Choices¶
Often the same test program is applied with only one or few parameters changed. Someone might have a parsing function that works on 7, 8, 16 and 32 bit encoded Unicode characters. The functions may be the same and so are the testing functions. The only requirement is use different encodings for one and the same test. Here, _choices_ come handy. HWUT is able to pass an ‘choice’ string of a list of possible choices to a test program. The test program can then decide based on the command line argument what test to run. To be able to do so, HWUT must know what the choices for a program are, and thus, the program needs to report them when it is called with –hwut-info as first argument. HWUT requires to report the choices after a CHOICES: keyword, where the different choices are comma separated. For the example mentioned above the response to –hwut-info in C might be produced by a code fragment like this:
...
int main(int argc, char** argv)
{
uint8_t* test_string = 0x0;
if( argc > 1 )
if( strcmp(argv[1], "--hwut-info") == 0 ) {
printf("My String Function Under Heavy Test\n");
printf("CHOICES: 7bit, 8bit, 16bit, 32bit");
return 0;
}
elif( strcmp(argv[1], "7bit") == 0 ) {
test_string = create_7bit_encoded_example();
}
elif( strcmp(argv[1], "8bit") == 0 ) {
test_string = create_8bit_encoded_example();
}
elif( strcmp(argv[1], "16bit") == 0 ) {
test_string = create_16bit_encoded_example();
}
elif( strcmp(argv[1], "32bit") == 0 ) {
test_string = create_32bit_encoded_example();
}
}
/* test on 'test_string' */
...
}
In the subdirectory ‘./support/C/’ there is a file hwut_unit.h` which contains useful macros. One of them is the macro hwut_choice which allows to express the choices more elegantly. The above code fragment could be rewritten as follows:
#include "hwut_unit.h"
int main(int argc, char** argv)
{
uint8_t* test_string = 0x0;
hwut_choice("--hwut-info", {
printf("My String Function Under Heavy Test\n");
printf("CHOICES: 7bit, 8bit, 16bit, 32bit");
return 0;
}):
hwut_choice("7bit", test_string = create_7bit_encoded_example() );
hwut_choice("8bit", test_string = create_8bit_encoded_example() );
hwut_choice("16bit", test_string = create_16bit_encoded_example() );
hwut_choice("32bit", test_string = create_32bit_encoded_example() );
/* test on 'test_string' */
...
}
This representation is more convenient to read and provides a quick overview over all test choices.

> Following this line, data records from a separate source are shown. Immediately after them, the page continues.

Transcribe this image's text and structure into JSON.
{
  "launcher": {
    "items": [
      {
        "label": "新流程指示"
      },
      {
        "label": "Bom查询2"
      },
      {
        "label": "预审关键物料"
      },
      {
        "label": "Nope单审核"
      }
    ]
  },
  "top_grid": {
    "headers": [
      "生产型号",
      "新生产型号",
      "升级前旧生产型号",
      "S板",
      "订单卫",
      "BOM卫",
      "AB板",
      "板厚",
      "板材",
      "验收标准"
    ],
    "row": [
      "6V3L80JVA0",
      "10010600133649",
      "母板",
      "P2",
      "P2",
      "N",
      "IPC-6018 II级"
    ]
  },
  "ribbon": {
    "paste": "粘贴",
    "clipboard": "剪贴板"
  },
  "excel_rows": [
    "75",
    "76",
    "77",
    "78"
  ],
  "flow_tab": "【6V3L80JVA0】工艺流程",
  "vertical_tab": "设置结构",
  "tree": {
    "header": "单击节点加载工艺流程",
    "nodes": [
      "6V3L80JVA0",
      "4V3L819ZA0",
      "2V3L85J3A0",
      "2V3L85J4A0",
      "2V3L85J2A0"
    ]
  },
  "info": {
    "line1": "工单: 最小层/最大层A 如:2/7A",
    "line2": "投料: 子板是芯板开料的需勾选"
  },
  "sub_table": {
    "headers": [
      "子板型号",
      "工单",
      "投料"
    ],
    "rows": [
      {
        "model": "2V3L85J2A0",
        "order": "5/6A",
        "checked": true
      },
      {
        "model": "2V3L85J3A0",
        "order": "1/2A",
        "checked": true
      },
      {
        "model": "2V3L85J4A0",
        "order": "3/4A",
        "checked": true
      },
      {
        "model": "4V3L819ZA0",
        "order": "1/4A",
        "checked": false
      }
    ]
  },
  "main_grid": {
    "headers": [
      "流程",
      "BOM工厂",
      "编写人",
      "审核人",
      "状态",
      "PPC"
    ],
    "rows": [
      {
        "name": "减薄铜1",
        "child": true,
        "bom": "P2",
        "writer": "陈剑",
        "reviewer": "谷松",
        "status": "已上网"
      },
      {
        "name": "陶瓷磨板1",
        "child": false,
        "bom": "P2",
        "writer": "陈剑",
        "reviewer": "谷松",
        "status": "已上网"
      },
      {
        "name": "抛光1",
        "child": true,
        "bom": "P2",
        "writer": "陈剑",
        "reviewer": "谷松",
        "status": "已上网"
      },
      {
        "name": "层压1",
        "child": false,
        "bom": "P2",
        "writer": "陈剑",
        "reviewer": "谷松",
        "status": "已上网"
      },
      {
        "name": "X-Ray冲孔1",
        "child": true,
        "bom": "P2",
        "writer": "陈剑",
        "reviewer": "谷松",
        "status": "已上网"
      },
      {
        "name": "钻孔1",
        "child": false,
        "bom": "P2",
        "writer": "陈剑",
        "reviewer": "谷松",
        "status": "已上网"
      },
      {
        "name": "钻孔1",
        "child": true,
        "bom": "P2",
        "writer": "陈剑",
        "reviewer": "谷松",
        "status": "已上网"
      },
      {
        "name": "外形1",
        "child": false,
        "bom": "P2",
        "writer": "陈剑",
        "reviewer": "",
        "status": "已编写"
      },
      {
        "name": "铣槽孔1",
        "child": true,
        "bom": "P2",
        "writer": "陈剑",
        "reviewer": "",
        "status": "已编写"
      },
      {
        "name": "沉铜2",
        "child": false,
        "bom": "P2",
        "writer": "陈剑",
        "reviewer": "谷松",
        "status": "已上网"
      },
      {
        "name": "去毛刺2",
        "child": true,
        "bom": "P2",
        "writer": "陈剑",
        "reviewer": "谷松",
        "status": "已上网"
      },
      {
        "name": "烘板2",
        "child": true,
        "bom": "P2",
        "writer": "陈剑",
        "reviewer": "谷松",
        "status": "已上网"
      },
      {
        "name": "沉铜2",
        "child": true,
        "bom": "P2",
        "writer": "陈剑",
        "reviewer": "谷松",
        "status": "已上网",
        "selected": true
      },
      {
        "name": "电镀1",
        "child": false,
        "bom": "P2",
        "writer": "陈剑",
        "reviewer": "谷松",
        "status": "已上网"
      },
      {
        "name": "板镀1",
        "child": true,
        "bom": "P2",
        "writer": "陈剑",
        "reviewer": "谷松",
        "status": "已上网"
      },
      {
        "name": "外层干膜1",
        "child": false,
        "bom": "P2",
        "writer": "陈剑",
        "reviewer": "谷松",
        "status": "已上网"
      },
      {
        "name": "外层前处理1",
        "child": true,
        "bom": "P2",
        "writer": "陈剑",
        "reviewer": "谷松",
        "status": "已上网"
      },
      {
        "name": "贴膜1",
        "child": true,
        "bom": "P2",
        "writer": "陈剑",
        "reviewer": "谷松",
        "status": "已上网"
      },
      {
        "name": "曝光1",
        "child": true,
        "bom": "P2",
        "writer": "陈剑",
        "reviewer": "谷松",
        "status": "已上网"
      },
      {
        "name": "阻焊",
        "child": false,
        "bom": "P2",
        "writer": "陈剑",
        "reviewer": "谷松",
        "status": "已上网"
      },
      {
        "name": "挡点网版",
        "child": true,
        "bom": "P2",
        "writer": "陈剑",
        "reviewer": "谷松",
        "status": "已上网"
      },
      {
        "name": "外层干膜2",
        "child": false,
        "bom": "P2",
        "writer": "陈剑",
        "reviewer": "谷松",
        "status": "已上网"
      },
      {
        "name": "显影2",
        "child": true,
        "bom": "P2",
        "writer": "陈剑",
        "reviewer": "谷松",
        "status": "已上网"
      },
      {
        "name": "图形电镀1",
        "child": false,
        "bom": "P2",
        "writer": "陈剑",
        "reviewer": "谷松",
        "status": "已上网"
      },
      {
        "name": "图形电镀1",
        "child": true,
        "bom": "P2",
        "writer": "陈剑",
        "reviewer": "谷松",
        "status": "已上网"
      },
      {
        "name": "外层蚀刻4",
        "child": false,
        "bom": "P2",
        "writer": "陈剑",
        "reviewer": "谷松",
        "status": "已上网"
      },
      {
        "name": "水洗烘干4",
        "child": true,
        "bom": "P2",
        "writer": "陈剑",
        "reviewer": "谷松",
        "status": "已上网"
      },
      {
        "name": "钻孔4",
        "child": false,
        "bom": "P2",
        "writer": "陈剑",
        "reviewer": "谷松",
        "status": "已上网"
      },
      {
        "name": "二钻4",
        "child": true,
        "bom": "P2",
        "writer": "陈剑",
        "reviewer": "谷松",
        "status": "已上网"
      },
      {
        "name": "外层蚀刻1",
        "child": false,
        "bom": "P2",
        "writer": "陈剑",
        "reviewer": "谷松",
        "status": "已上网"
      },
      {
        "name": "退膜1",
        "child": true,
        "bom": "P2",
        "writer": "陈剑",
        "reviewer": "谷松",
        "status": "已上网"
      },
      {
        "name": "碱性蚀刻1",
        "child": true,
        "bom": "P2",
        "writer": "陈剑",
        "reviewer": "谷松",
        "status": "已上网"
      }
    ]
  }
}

The storage of results and the result reporting will now include the choices passed to a given test program. Note, however, that this feature does not directly support compile options. For C programs, for example, it should be common practice to test with and without the NDEBUG macro defined. Otherwise, panic might come up as soon as a program is run at full speed and errors pop out of nowhere, only because some assert commands or #ifndef NDEBUG commands have been written carelessly.
An elegant way to deal with compile options is to put the makefile into another directory (other than TEST) and then initiate the compile process from a shell script that is located in the TEST directory. For the quex project this technique is applied to compile the tests for the demo programs. A shell script that initiates the compilation process and starts the test program looks for example like this:
#! /usr/bin/env bash
if [[ $1 == "--hwut-info" ]]; then
echo "demo/002: Indentation Based Scopes;"
echo "CHOICES: NDEBUG, DEBUG;"
exit
fi
source core.sh 002 $1
where the script core.sh on which it relies is used by all test programs. It initiates the compilation and runs the test and ensures that the standard output is delivered as desired. It receives the directory where to find the makefile as a first argument and the compile option as a second argument. In principle such a shell script looks like this:
cd $1
if [[ $2 == "NDEBUG" ]]; then
arg1="NDEBUG_F=-DNDEBUG"
else
arg1="NDEBUG_F= "
fi
# Making relying on 'my-makefile.mk'
make -f my.mk $arg1 >& /dev/null
# Executing
./test-program
Note, that is sets the NDEBUG flag according to the choice which was chosen for the test program.